- From: Andy Seaborne <andy.seaborne@talis.com>
- Date: Thu, 15 Apr 2010 13:36:04 +0100
- To: public-lod@w3.org
- CC: dbpedia-discussion <dbpedia-discussion@lists.sourceforge.net>
I ran the files from http://www.openjena.org/~afs/DBPedia35-parse-log-2010-04-15.txt through an N-Triples parser with checking: The report is here (it's 25K lines long): http://www.openjena.org/~afs/DBPedia35-parse-log-2010-04-15.txt It covers both strict errors and warnings of ill-advised forms.
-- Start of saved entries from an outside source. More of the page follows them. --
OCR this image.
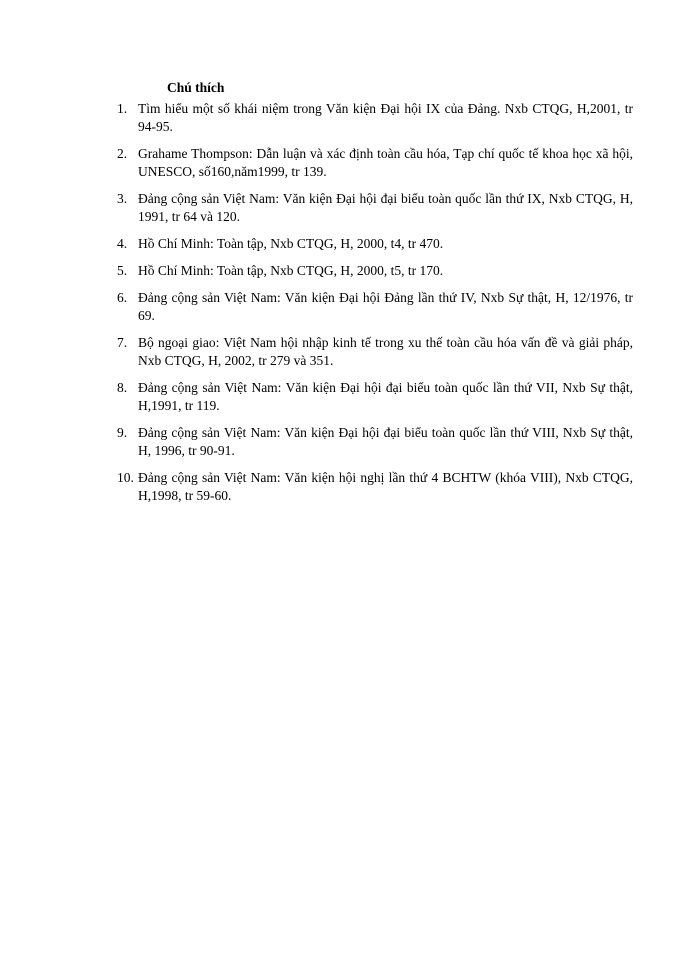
Chú thích

1. Tìm hiểu một số khái niệm trong Văn kiện Đại hội IX của Đảng. Nxb CTQG, H,2001, tr 94-95.
2. Grahame Thompson: Dẫn luận và xác định toàn cầu hóa, Tạp chí quốc tế khoa học xã hội, UNESCO, số160,năm1999, tr 139.
3. Đảng cộng sản Việt Nam: Văn kiện Đại hội đại biểu toàn quốc lần thứ IX, Nxb CTQG, H, 1991, tr 64 và 120.
4. Hồ Chí Minh: Toàn tập, Nxb CTQG, H, 2000, t4, tr 470.
5. Hồ Chí Minh: Toàn tập, Nxb CTQG, H, 2000, t5, tr 170.
6. Đảng cộng sản Việt Nam: Văn kiện Đại hội Đảng lần thứ IV, Nxb Sự thật, H, 12/1976, tr 69.
7. Bộ ngoại giao: Việt Nam hội nhập kinh tế trong xu thế toàn cầu hóa vấn đề và giải pháp, Nxb CTQG, H, 2002, tr 279 và 351.
8. Đảng cộng sản Việt Nam: Văn kiện Đại hội đại biểu toàn quốc lần thứ VII, Nxb Sự thật, H,1991, tr 119.
9. Đảng cộng sản Việt Nam: Văn kiện Đại hội đại biểu toàn quốc lần thứ VIII, Nxb Sự thật, H, 1996, tr 90-91.
10. Đảng cộng sản Việt Nam: Văn kiện hội nghị lần thứ 4 BCHTW (khóa VIII), Nxb CTQG, H,1998, tr 59-60.
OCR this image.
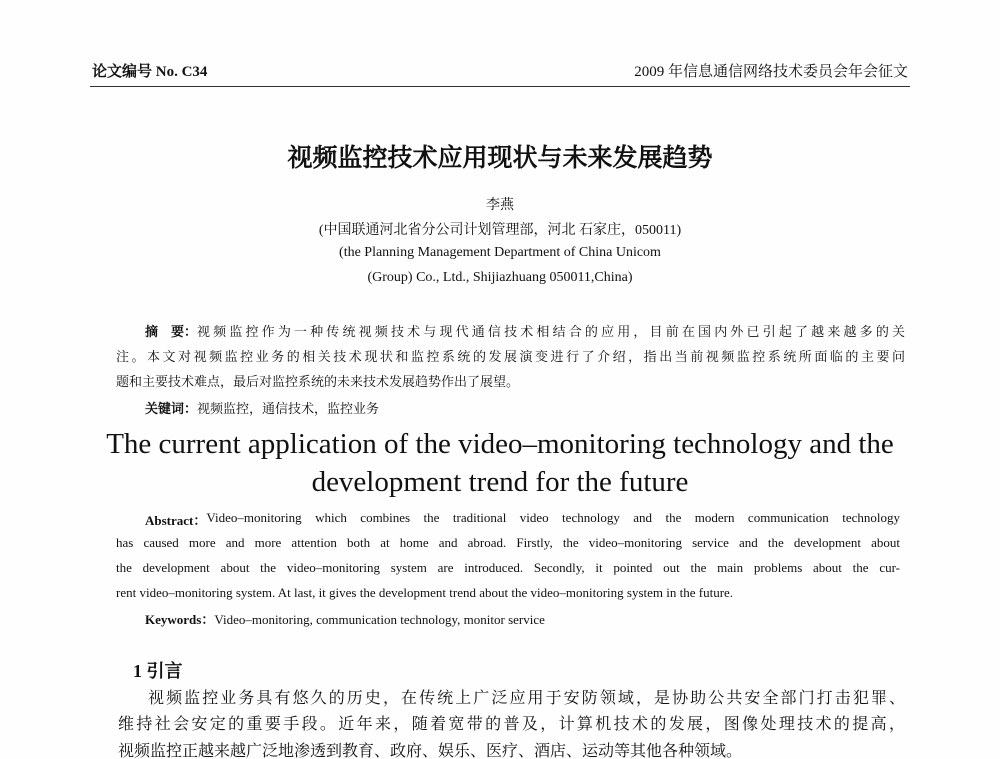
论文编号 No. C34	2009 年信息通信网络技术委员会年会征文
视频监控技术应用现状与未来发展趋势
李燕
(中国联通河北省分公司计划管理部，河北 石家庄，050011)
(the Planning Management Department of China Unicom
(Group) Co., Ltd., Shijiazhuang 050011,China)
摘　要： 视频监控作为一种传统视频技术与现代通信技术相结合的应用，目前在国内外已引起了越来越多的关
注。本文对视频监控业务的相关技术现状和监控系统的发展演变进行了介绍，指出当前视频监控系统所面临的主要问
题和主要技术难点，最后对监控系统的未来技术发展趋势作出了展望。
关键词：视频监控，通信技术，监控业务
The current application of the video–monitoring technology and the
development trend for the future
Abstract： Video–monitoring which combines the traditional video technology and the modern communication technology
has caused more and more attention both at home and abroad. Firstly, the video–monitoring service and the development about
the development about the video–monitoring system are introduced. Secondly, it pointed out the main problems about the cur-
rent video–monitoring system. At last, it gives the development trend about the video–monitoring system in the future.
Keywords：Video–monitoring, communication technology, monitor service
1 引言
视频监控业务具有悠久的历史，在传统上广泛应用于安防领域，是协助公共安全部门打击犯罪、
维持社会安定的重要手段。近年来，随着宽带的普及，计算机技术的发展，图像处理技术的提高，
视频监控正越来越广泛地渗透到教育、政府、娱乐、医疗、酒店、运动等其他各种领域。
A few examples: Bad IRI: <=?(''[[Nepenthes> Bad IRI: <http://www.european-athletics.org> Bad lexical forms for the value space: "1967-02-31"^^http://www.w3.org/2001/XMLSchema#date (there is no February the 31st) Warning of well known ports of other protocols: http://stream1.securenetsystems.net:443 Warning about explicit about port 80: http://bibliotecadigitalhispanica.bne.es:80/ and use of . and .. in absolute URIs which are all from the standard list of IRI warnings. Bad IRI: <http://dbpedia.org/resource/..> Code: 8/NON_INITIAL_DOT_SEGMENT in PATH: The path contains a segment /../ not at the beginning of a relative reference, or it contains a /./ These should be removed. Andy Software used: The IRI checker, by Jeremy Carroll, is available from http://www.openjena.org/iri/ and Maven. The lexical form checking is done by Apache Xerces. The N-triples parser is the one from TDB v0.8.5 which bundles the above two together. On 15/04/2010 9:54 AM, Malte Kiesel wrote: > Ivan Mikhailov wrote: > >> If I were The Emperor of LOD I'd ask all grand dukes of datasources to >> put fresh dumps at some torrent with control of UL/DL ratio :) > > Last time I checked (which was quite a while ago though), loading > DBpedia in a normal triple store such as Jena TDB didn't work very well > due to many issues with the DBpedia RDF (e.g., problems with the URIs of > external links scraped from Wikipedia). > > I don't know whether this is a bug in TDB or DBpedia but I guess this is > one of the problems causing people to use DBpedia online only - even if, > due to performance reasons, running it locally would be far better. > > Regards > Malte >
Received on Thursday, 15 April 2010 12:36:33 UTC